Room M100 H&I, Mezzanine Level
Friday, April 10, 2015
4:30 pm to 5:45 pm

 

Memoir requires that a writer be as honest as possible. But this can be especially difficult for women, who carry a legacy of being belittled, blamed, and not believed. Because we have been taught that telling our truths is shameful and risky, we've been tempted to censor ourselves, holding back from telling the stories that most need to be told. Hear how the writers on this panel found the courage to write openly and powerfully about their lives, despite all.


Participants

Moderator:

Janice Gary is the author of Short Leash: A Memoir of Dog Walking and Deliverance, winner of two Nautilus Silver Awards and a finalist for the Eric Hoffer Award. She teaches creative writing and memoir at Anne Arundel College and is a fellow of the Virginia Center for the Creative Arts.

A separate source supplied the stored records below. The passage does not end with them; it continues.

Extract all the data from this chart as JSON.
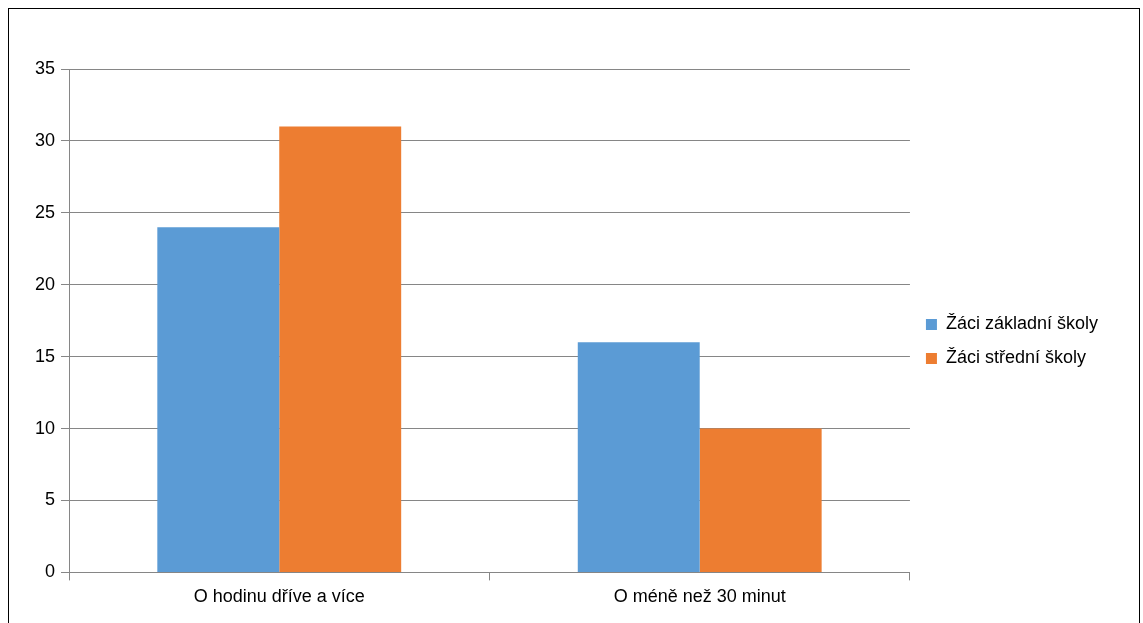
{
  "chart_data": {
    "type": "bar",
    "categories": [
      "O hodinu dříve a více",
      "O méně než 30 minut"
    ],
    "series": [
      {
        "name": "Žáci základní školy",
        "color": "#5b9bd5",
        "values": [
          24,
          16
        ]
      },
      {
        "name": "Žáci střední školy",
        "color": "#ed7d31",
        "values": [
          31,
          10
        ]
      }
    ],
    "ylim": [
      0,
      35
    ],
    "yticks": [
      0,
      5,
      10,
      15,
      20,
      25,
      30,
      35
    ],
    "grid": "y",
    "legend": "right"
  }
}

Lisa D. Chavez has published two books of poetry, Destruction Bay and In An Angry Season, and has had essays included in several anthologies, including The Other Latin@: Writing Against a Singular Identity, and An Angle of Vision: Women Writers on Their Poor and Working Class Roots.

Rosemary Daniell is the award-winning author of eight books of poetry and prose, including her revolutionary memoirs, Fatal Flowers: On Sin, Sex and Suicide in the Deep South and Sleeping with Soldiers. Her memoir in progress is My Anarchist Heart. She is the founder of Zona Rosa Writing Workshops.

Sonja Livingston’s first book, Ghostbread, won the AWP Award for Nonfiction. An essay collection, Queen of the Fall, is new in 2015. Sonja's work has won honors from the Deming Fund, Iowa Review, Arts & Letters, and NYFA, and appears in journals such as AGNI, Seneca Review, Brevity, and Blackbird.

Meredith Hall is the author of the best-selling memoir, Without A Map. Listed on Flavorwire's "17 Women to Read," Hall has been awarded an AROHO award, a Pushcart, and others. Her work has also appeared in the New York Times, Kenyon Review, and others. She teaches in the MFA program at the University of New Hampshire.